Eine sehenswerte Ausstellung im Textilmuseum Augsburg präsentiert ikonische Mode des 20. Jahrhunderts, die für das Souverän-Lässige steht.

Von Sabine Reithmaier, Augsburg

Matylda und Timo bevorzugen Loose Fit Jeans mit aufgebügelten Aufklebern, dazu ein T-Shirt mit zähnefletschenden Hunden, einen Hoodie und als Schmuck schwere Ketten. Michelle zieht mit einem weißen Strickmantel, Schal und Jeans ein bequemes Alltags-Outfit vor. Und für Pauline zählt der Einkaufsort mehr als die Kleidungstücke, sie hat alles secondhand erworben.

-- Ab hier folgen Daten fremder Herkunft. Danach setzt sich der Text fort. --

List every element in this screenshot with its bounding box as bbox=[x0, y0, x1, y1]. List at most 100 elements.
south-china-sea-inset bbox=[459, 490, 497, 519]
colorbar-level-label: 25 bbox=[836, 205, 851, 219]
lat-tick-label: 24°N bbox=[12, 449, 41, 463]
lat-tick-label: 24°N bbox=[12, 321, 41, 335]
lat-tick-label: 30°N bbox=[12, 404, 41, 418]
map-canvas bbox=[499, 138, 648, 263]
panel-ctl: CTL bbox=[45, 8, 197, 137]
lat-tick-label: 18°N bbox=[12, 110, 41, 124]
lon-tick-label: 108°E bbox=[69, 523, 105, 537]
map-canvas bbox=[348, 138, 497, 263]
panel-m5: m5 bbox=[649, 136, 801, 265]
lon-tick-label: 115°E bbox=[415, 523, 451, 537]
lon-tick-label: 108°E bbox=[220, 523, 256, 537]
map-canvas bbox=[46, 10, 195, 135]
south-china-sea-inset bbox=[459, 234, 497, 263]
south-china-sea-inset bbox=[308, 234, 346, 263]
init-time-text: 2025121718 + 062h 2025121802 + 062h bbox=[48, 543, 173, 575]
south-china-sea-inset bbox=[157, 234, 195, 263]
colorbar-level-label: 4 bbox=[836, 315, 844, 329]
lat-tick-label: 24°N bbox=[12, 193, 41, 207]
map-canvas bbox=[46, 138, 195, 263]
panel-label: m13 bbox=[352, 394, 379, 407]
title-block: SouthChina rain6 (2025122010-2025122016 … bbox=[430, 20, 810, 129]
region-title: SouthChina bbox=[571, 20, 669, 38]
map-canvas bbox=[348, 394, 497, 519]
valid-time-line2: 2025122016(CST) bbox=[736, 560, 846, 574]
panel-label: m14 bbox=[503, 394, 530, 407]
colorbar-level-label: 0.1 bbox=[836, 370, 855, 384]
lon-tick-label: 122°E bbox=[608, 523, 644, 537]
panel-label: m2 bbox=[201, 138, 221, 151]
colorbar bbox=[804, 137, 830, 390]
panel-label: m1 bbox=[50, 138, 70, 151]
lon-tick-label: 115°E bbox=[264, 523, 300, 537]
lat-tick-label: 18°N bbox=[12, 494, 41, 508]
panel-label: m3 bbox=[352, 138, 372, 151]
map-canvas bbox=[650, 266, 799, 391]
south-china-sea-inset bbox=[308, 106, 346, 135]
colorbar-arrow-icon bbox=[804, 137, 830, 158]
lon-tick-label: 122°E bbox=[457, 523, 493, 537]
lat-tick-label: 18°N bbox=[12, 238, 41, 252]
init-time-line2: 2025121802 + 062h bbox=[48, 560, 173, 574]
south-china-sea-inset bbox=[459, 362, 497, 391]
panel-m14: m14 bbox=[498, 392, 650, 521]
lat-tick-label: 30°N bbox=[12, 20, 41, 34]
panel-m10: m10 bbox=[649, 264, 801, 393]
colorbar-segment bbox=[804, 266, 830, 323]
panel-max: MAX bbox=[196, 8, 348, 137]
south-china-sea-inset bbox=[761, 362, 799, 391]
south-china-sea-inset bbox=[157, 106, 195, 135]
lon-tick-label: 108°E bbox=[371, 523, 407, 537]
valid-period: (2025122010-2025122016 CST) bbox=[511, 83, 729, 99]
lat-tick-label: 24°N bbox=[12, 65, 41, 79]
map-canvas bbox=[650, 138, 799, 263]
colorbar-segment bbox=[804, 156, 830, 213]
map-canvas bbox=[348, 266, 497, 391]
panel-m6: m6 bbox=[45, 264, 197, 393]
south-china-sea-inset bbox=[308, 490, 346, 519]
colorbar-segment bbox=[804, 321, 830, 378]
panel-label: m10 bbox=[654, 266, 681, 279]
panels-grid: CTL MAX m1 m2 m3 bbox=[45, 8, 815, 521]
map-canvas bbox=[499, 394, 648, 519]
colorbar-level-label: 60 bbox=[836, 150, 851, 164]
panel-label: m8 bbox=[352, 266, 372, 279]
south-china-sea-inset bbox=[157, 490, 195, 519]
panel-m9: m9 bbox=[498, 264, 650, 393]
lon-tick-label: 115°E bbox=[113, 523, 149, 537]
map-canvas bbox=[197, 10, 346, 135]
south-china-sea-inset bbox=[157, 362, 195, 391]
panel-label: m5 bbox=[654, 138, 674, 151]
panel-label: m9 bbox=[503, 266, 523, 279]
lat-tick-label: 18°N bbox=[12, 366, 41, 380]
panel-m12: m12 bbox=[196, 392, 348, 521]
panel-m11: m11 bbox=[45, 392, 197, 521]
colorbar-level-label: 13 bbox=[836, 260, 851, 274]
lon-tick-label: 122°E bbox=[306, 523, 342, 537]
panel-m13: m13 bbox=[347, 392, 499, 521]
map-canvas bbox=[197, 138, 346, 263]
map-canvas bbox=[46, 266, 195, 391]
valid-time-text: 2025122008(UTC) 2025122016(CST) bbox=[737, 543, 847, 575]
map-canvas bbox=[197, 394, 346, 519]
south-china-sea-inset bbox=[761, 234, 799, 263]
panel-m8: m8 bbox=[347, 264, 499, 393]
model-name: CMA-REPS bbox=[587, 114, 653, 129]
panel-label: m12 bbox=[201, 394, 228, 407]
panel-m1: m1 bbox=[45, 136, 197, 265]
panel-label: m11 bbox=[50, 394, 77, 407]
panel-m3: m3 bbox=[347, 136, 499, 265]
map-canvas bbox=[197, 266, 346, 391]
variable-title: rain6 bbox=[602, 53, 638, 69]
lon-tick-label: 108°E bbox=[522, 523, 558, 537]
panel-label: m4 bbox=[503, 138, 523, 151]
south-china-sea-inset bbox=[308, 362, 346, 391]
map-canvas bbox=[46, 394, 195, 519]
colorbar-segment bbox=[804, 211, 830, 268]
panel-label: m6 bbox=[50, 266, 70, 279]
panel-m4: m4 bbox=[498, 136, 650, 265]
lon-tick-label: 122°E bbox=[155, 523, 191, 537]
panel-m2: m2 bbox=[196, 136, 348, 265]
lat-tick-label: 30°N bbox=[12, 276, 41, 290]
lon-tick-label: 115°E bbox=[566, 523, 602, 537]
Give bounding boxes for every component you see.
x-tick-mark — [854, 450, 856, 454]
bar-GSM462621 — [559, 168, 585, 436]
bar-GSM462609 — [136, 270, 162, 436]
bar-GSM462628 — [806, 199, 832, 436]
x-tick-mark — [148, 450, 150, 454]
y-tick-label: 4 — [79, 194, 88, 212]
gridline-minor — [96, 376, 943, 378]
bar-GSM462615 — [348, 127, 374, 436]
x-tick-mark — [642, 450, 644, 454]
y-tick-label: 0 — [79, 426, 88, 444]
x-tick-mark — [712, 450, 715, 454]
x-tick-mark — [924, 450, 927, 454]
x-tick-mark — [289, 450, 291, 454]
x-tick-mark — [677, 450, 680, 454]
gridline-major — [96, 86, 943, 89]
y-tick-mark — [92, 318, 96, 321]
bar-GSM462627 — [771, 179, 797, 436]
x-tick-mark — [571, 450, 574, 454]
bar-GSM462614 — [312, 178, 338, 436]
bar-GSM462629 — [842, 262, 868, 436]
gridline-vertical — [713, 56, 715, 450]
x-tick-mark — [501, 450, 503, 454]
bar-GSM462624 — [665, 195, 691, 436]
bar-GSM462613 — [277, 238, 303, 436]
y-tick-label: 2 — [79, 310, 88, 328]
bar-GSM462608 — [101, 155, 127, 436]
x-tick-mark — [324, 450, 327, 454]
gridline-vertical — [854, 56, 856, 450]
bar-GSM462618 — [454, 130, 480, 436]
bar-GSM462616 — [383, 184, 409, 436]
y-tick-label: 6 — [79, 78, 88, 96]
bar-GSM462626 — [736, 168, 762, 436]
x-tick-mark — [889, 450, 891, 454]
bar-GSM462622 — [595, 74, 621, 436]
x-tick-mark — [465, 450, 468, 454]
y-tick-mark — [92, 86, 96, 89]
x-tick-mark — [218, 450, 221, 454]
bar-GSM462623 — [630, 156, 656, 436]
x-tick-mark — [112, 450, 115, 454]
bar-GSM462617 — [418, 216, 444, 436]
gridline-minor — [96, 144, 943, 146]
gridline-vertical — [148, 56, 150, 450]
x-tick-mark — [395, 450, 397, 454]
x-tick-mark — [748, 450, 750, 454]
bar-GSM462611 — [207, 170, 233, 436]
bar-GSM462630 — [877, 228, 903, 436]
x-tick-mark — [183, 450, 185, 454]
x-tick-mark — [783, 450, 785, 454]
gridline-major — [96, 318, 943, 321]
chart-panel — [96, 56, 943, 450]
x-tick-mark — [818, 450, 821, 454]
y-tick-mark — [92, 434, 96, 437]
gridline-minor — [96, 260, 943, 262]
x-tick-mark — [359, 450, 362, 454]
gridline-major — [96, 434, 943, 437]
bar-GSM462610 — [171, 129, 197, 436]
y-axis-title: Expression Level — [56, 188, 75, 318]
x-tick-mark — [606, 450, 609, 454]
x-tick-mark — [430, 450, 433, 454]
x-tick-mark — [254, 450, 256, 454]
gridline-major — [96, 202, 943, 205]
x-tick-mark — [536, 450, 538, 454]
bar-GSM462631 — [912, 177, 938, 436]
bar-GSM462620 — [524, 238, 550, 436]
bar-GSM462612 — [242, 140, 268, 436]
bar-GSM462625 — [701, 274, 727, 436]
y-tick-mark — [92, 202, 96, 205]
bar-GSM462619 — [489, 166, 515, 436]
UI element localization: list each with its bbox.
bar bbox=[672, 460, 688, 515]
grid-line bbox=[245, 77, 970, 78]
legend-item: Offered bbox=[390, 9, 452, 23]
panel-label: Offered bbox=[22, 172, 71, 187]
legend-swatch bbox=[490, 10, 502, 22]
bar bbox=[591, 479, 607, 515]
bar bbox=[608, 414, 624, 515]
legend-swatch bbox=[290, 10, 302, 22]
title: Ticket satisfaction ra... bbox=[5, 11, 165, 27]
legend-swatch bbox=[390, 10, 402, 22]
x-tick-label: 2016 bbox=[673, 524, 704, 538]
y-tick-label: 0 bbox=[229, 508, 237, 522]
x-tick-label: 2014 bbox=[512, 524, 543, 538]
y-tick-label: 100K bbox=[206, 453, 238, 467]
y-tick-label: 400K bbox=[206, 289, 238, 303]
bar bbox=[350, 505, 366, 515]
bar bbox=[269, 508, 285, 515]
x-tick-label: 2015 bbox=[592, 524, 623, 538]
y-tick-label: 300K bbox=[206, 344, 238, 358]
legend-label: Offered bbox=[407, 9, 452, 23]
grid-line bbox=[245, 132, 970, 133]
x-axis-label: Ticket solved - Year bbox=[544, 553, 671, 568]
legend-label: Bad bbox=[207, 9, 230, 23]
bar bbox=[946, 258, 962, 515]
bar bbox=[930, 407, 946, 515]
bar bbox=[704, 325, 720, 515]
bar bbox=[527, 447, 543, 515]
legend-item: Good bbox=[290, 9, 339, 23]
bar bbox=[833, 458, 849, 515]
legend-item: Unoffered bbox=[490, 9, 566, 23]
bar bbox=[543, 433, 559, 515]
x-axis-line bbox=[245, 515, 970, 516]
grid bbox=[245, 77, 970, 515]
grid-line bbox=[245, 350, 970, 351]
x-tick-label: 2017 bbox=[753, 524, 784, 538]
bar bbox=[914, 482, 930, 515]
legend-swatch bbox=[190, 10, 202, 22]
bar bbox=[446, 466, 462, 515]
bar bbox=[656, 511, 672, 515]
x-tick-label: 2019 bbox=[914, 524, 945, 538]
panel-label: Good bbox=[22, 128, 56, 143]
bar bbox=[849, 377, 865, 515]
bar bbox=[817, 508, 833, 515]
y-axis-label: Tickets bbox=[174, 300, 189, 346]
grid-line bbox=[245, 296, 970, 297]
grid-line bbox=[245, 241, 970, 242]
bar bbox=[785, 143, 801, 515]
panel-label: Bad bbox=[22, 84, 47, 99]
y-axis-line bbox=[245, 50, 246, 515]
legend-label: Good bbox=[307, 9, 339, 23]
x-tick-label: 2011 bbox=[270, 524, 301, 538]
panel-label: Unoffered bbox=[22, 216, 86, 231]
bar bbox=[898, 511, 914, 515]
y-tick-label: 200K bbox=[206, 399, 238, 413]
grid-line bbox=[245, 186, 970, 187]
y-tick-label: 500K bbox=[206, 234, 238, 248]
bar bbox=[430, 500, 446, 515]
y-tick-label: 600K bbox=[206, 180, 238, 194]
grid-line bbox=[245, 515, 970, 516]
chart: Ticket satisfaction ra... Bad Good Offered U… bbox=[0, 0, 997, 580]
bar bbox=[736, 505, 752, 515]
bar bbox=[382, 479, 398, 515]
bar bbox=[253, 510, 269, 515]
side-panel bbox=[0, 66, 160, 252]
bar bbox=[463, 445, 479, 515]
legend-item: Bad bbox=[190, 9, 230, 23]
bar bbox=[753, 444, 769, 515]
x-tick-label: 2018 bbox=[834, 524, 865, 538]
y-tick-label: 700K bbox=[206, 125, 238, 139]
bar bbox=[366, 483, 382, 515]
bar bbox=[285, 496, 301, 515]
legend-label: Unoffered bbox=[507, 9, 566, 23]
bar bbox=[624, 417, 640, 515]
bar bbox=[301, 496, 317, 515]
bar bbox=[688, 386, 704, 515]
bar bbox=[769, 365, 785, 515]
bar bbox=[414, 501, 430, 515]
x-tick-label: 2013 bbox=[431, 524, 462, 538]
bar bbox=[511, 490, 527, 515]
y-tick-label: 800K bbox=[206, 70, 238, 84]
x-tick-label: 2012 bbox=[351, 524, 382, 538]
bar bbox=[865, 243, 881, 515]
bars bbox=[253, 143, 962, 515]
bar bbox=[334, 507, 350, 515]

Die Schaufensterpuppen, ausstaffiert mit den Einkäufen der jungen Augsburger, liefern ganz verschiedene Antworten auf die Frage, welche Kleidung für sie cool ist. Zu finden sind sie in der letzten, partizipativ angelegten Station der neuen Sonderausstellung im Textil- und Industriemuseum Augsburg (Tim), in der sich alles um Coolness dreht. Unterhaltsam entfaltet die Schau die Geschichte dieses Begriffs mit Hilfe ausgewählter Kleidungsstücke.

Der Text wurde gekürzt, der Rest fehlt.